Although extended clusters offer significant protection against disasters, they are not a complete disaster recovery solution. A cluster that has only one logical copy of data is still vulnerable against inconsistencies that might be introduced by faulty software or hardware, even if that data is mirrored. Common user errors such as erroneously deleting database tables may cause a major disaster. In those cases, tape backup or some other up-to-date copy of data is invaluable for recovery.

Even cluster software can fail, especially in the case of a major disaster affecting the cluster infrastructure. For example, a campus cluster where all the nodes are located within a few kilometers may be subject to a major earthquake, knocking out utilities or otherwise affecting its operation. To protect against this possibility, most enterprises deploy a multifaceted solution to ensure continuous service availability.

People, Processes, and Products

Campus clusters are one of the best examples where people, processes, and products must work together for the solution to deliver its maximum benefits. The entire integrated stack of products, from servers and storage subsystems to the operating environment and clustering software, forms only the base of a highly available campus cluster infrastructure. Well-trained, dedicated people must then administer the infrastructure. Processes that cover all aspects of disaster prevention and recovery must be in place. A well-prepared enterprise not only deploys a comprehensive solution, it verifies its processes, trains its staff, and tests the technologies regularly (at least annually).
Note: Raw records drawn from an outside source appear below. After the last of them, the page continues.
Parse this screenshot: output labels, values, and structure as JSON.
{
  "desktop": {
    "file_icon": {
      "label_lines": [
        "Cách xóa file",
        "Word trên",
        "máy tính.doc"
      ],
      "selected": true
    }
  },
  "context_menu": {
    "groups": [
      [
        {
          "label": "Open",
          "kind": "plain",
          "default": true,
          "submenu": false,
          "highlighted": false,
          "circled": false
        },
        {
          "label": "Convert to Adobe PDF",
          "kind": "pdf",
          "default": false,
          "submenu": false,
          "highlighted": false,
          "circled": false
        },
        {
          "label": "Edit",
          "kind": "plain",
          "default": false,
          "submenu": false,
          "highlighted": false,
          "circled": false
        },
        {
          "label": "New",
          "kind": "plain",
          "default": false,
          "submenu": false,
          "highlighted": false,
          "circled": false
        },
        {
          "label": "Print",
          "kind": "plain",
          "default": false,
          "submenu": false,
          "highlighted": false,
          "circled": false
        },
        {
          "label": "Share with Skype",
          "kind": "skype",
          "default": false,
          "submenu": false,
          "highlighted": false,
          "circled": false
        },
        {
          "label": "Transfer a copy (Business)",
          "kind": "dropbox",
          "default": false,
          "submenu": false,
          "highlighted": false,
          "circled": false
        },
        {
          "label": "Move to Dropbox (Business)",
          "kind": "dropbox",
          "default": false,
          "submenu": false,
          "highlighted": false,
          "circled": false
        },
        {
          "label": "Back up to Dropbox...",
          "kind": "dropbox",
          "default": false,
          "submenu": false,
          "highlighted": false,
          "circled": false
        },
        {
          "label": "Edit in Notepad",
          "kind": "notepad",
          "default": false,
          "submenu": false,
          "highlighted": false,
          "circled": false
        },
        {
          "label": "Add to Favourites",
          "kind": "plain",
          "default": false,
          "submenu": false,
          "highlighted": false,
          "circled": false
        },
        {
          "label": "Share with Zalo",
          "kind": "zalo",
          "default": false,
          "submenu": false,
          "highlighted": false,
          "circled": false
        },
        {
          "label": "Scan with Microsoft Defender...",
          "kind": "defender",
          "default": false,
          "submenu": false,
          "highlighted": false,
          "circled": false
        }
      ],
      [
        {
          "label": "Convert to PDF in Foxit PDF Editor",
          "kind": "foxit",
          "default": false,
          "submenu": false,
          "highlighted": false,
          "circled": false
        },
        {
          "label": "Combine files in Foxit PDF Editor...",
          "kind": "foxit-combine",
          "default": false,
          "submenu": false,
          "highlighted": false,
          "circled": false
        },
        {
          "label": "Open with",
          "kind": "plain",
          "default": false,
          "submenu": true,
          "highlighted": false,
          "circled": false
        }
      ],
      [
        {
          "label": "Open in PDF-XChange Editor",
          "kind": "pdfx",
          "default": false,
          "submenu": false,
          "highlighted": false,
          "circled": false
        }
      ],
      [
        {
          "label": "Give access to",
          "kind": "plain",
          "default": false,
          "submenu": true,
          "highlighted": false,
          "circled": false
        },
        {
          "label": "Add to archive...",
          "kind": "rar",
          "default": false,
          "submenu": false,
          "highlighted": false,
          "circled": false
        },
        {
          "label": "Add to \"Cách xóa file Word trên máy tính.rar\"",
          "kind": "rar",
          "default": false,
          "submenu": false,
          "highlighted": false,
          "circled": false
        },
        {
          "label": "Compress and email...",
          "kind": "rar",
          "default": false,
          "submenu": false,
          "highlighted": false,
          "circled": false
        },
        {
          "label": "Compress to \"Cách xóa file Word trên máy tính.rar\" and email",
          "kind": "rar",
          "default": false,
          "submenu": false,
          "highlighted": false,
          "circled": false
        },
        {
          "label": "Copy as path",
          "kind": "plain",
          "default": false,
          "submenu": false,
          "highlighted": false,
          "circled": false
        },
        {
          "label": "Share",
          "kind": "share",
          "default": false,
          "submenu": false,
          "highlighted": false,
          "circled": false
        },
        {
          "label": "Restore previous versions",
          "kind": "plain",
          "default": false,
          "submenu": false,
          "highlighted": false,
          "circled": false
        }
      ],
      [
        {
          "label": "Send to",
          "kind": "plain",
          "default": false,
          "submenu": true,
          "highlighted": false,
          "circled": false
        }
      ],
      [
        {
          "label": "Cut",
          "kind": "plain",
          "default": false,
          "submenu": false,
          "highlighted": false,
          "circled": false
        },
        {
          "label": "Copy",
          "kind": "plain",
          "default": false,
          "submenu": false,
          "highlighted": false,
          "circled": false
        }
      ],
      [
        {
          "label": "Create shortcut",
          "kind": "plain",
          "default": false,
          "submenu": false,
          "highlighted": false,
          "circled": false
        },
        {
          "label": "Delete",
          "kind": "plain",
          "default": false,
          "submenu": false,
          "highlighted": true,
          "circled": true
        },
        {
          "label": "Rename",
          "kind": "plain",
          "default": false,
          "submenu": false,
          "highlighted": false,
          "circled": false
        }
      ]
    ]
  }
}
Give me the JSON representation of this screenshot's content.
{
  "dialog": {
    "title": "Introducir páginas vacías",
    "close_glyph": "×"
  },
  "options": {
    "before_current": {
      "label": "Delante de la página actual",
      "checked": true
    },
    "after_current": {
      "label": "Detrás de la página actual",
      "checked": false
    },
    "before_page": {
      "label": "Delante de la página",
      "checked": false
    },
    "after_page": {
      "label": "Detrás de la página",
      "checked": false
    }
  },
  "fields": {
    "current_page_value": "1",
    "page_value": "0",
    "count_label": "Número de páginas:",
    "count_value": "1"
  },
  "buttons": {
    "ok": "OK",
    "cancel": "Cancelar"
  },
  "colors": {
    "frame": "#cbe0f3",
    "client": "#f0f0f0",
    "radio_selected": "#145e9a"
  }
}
When personnel are trained, best practices implemented, and sound technologies deployed, companies can deliver the high levels of service continuity required to remain competitive in today's economy.

SunPlex Environment

Built around the Sun Cluster 3.0 solution, the Solaris™ Operating Environment (Solaris OE), and Sun™ server, storage, and network connectivity products, the SunPlex environment helps increase business service levels while decreasing the costs and risks of managing complex enterprise networks. Through the SunPlex environment, devices, file systems, and networks can operate seamlessly across a tightly coupled pool of resources, making it easy to deploy extended or campus clusters without changing the underlying infrastructure or applications. A campus cluster based on Sun Cluster 3.0 software is a cluster where nodes are separated by distance in at least two sites.

Sun Cluster 3.0 software is designed to protect against single hardware or software failures such as node crashes or service interruptions. For greater reliability and performance, Sun Cluster 3.0 software is tightly integrated with the Solaris OE. This integration speeds up error detection time and makes the whole software stack more robust.

Depending on the failure, Sun Cluster 3.0 software either fails over the affected services to another node in the cluster or tries to restart them. In either case, the software's highest priority is to maintain data integrity regardless of what happens. This requirement drives the layout of the infrastructure and all of the algorithms in the product. This requirement is the reason why in certain disaster scenarios it might be necessary to initiate recovery procedures manually, in order not to jeopardize data integrity.

Standard monitoring agents are available for many best-of-breed databases and ERP applications. Agents for other services can be developed and deployed using either sophisticated APIs or easy-to-use utilities such as the SunPlex Agent Builder tool.

The Sun Cluster 3.0 software framework and associated algorithms do not change when deployed in a campus cluster. Service availability with data integrity is the primary goal. Depending on the actual requirements, the Sun Cluster 3.0 solution can form an excellent base for a disaster recovery solution, especially when combined with additional technologies, trained personnel, and well-developed management processes.